Nakkiah Lui Photo: Thomas McCammon
Nakkiah Lui Photo: Thomas McCammon

Beloved sketch show going out on a high note

WHEN Nakkiah Lui answered a call out for a new comedy show, her idea to stand out from the crowd could have been a total flop.

The budding playwright decided to film her own sketch in her bedroom and sent the video to the ABC in the hopes of landing her first ever TV writing gig.

"I'd only been writing for theatre for two years and my mum sent me this ABC call out that said 'Are you a black fella? Do you think you're funny?'. I was like 'Well, at least one of those things are true'," she says.

"I put a lot of effort into my application - I've always been a bit of a nerd - and I thought 'I'm going to make a video'. I filmed myself with my laptop camera and I did a sketch called 'A culturally appropriate guide to stripping'. I did a little strip tease, but it wasn't sexy. I think I was wearing a singlet, some undies and stockings.

"I sent this in and thank God it went down really well. When I think about it now, it was a totally bananas thing to do. The people who saw that are still my bosses now. If that wasn't funny and they didn't like it, I'd just be labelled a crazy person."

Lui went on to become one of the founding writers and cast members of that sketch show, Black Comedy.

Nakkiah Lui in a scene from Black Comedy.
Nakkiah Lui in a scene from Black Comedy.

"I hope that this show has opened the doors up for other Aboriginal comedy shows," Lui says.

"It's been a real training ground for new talent. Not many shows do open call outs for people who've never written for TV in their life and never acted on screen."

With its unapologetic comedic exploration of what it means to be Aboriginal in contemporary Australia, the series went on to critical acclaim and served as a launching pad for fresh talent.

"It's blackfella humour for everyone and I'm really proud of that," she says.

Steven Oliver and Aaron Fa'aoso in Black Comedy, ABC
Steven Oliver and Aaron Fa'aoso in Black Comedy, ABC


"We operate like a meritocracy - if it's funny, we'll do it.

"What I love about sketch comedy is it's quick, fast and funny. You can engage with some spicy content and you can do some really absurd stuff. The regular rules don't apply. The only two rules are don't outstay your welcome and be funny."


A scene from Black Comedy.
A scene from Black Comedy.


On that note, Black Comedy is going out on a high this week with its fourth and final season. Lui has a new character, Nancy, who is the fastidious owner of the Aboriginal Percentage Investigative Agency.

"Nancy finds out what percentage of aboriginal people are, down to the last decimal … she has a commitment to the mathematical truth," she says.

"Something like being asked how Aboriginal you are is a question a lot of people get asked, and the answer carries a lot of trauma and history; it's hurtful. I would never go up to someone who says ''m 100% caucasian' and say 'Are you sure?'. This questioning of your identity, a lot of times you keep that in and it eats at you. It makes you feel less than.

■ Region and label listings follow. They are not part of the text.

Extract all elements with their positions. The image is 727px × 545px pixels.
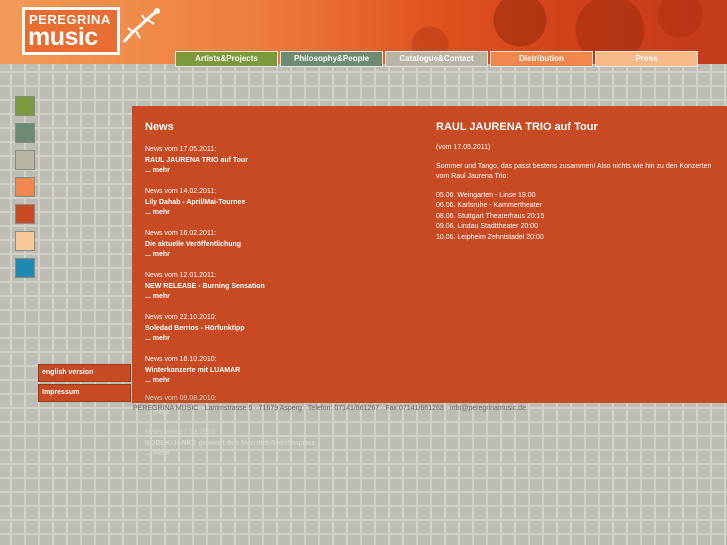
news-title-link[interactable]: Soledad Berrios - Hörfunktipp: [145, 324, 405, 335]
news-overflow: News vom 09.08.2010: ... mehr News vom 1…: [145, 394, 405, 460]
news-title-link[interactable]: Winterkonzerte mit LUAMAR: [145, 366, 405, 377]
swatch-orange[interactable]: [15, 177, 35, 197]
news-date: News vom 17.05.2011:: [145, 146, 217, 153]
news-date: News vom 16.02.2011:: [145, 230, 217, 237]
swatch-grey-green[interactable]: [15, 123, 35, 143]
news-title-link[interactable]: RAUL JAURENA TRIO auf Tour: [145, 156, 405, 167]
english-version-link[interactable]: english version: [38, 364, 131, 382]
tour-date: 09.06. Lindau Stadttheater 20:00: [436, 223, 538, 230]
nav-tab-press[interactable]: Press: [595, 51, 698, 67]
news-item: News vom 16.02.2011: Die aktuelle Veröff…: [145, 229, 405, 271]
news-item: News vom 17.05.2011: RAUL JAURENA TRIO a…: [145, 145, 405, 187]
lizard-icon: [122, 8, 160, 43]
nav-tab-philosophy[interactable]: Philosophy&People: [280, 51, 383, 67]
news-item: News vom 12.01.2011: NEW RELEASE - Burni…: [145, 271, 405, 313]
news-more-link[interactable]: ... mehr: [145, 166, 405, 177]
news-more-link[interactable]: ... mehr: [145, 250, 405, 261]
news-date: News vom 22.10.2010:: [145, 314, 217, 321]
news-heading: News: [145, 121, 174, 133]
news-more-link[interactable]: ... mehr: [145, 376, 405, 387]
news-date: News vom 09.08.2010:: [145, 395, 217, 402]
news-item: News vom 22.10.2010: Soledad Berrios - H…: [145, 313, 405, 355]
news-title-link[interactable]: Lily Dahab - April/Mai-Tournee: [145, 198, 405, 209]
impressum-link[interactable]: Impressum: [38, 384, 131, 402]
swatch-blue[interactable]: [15, 258, 35, 278]
article-intro: Sommer und Tango, das passt bestens zusa…: [436, 162, 712, 181]
swatch-rust[interactable]: [15, 204, 35, 224]
content-panel: News News vom 17.05.2011: RAUL JAURENA T…: [132, 106, 727, 403]
nav-tab-artists[interactable]: Artists&Projects: [175, 51, 278, 67]
news-list: News vom 17.05.2011: RAUL JAURENA TRIO a…: [145, 145, 405, 397]
swatch-peach[interactable]: [15, 231, 35, 251]
side-links: english version Impressum: [38, 364, 131, 404]
tour-date: 05.06. Weingarten - Linse 19:00: [436, 191, 536, 199]
news-more-link[interactable]: ... mehr: [145, 334, 405, 345]
news-date: News vom 12.01.2011:: [145, 272, 217, 279]
news-date: News vom 14.02.2011:: [145, 188, 217, 195]
nav-tab-distribution[interactable]: Distribution: [490, 51, 593, 67]
news-title-link[interactable]: BODEK-JANKE gewinnt den Merritim-Soliste…: [145, 439, 405, 450]
news-more-link[interactable]: ... mehr: [145, 292, 405, 303]
news-date: News vom 17.03.2010:: [145, 429, 217, 436]
news-more-link[interactable]: ... mehr: [145, 208, 405, 219]
tour-date: 08.06. Stuttgart Theaterhaus 20:15: [436, 212, 545, 220]
article: RAUL JAURENA TRIO auf Tour (vom 17.05.20…: [436, 121, 716, 243]
tour-date: 10.06. Leipheim Zehntstadel 20:00: [436, 233, 544, 241]
tour-date: 06.06. Karlsruhe - Kammertheater: [436, 202, 542, 209]
tour-dates: 05.06. Weingarten - Linse 19:00 06.06. K…: [436, 191, 716, 244]
news-column: News News vom 17.05.2011: RAUL JAURENA T…: [145, 121, 405, 397]
logo[interactable]: PEREGRINA music: [22, 7, 120, 55]
swatch-green[interactable]: [15, 96, 35, 116]
logo-bottom-text: music: [28, 23, 98, 51]
article-title: RAUL JAURENA TRIO auf Tour: [436, 121, 598, 133]
news-title-link[interactable]: NEW RELEASE - Burning Sensation: [145, 282, 405, 293]
nav-tab-catalogue[interactable]: Catalogue&Contact: [385, 51, 488, 67]
news-title-link[interactable]: Die aktuelle Veröffentlichung: [145, 240, 405, 251]
news-item: News vom 14.02.2011: Lily Dahab - April/…: [145, 187, 405, 229]
swatch-beige[interactable]: [15, 150, 35, 170]
article-date: (vom 17.05.2011): [436, 144, 491, 151]
footer-address: PEREGRINA MUSIC · Lammstrasse 5 · 71679 …: [133, 405, 526, 412]
news-item: News vom 18.10.2010: Winterkonzerte mit …: [145, 355, 405, 397]
news-more-link[interactable]: ... mehr: [145, 449, 405, 460]
news-date: News vom 18.10.2010:: [145, 356, 217, 363]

But in that sketch, you make a joke about it and it allows viewers to think thank goodness I'm not the only person who's been asked this. To talk about these things out loud is cathartic, and by making fun of it you also send a little message to anyone who's asked that."

Lui makes her directorial debut in the final season, helming three of the six episodes.

"Moving into co-producing and directing roles, you get to be part of the bigger decisions across the board," she says.

"One of my favourite things about doing this show is working with people at the top of the game in their craft - people like Claudia Carvan, Deborah Mailman and Toby Schmitz. You get to watch these amazing actors do really funny things. To work with them still blows my mind."

Season four of Black Comedy premieres on Wednesday at 9pm on ABC-TV.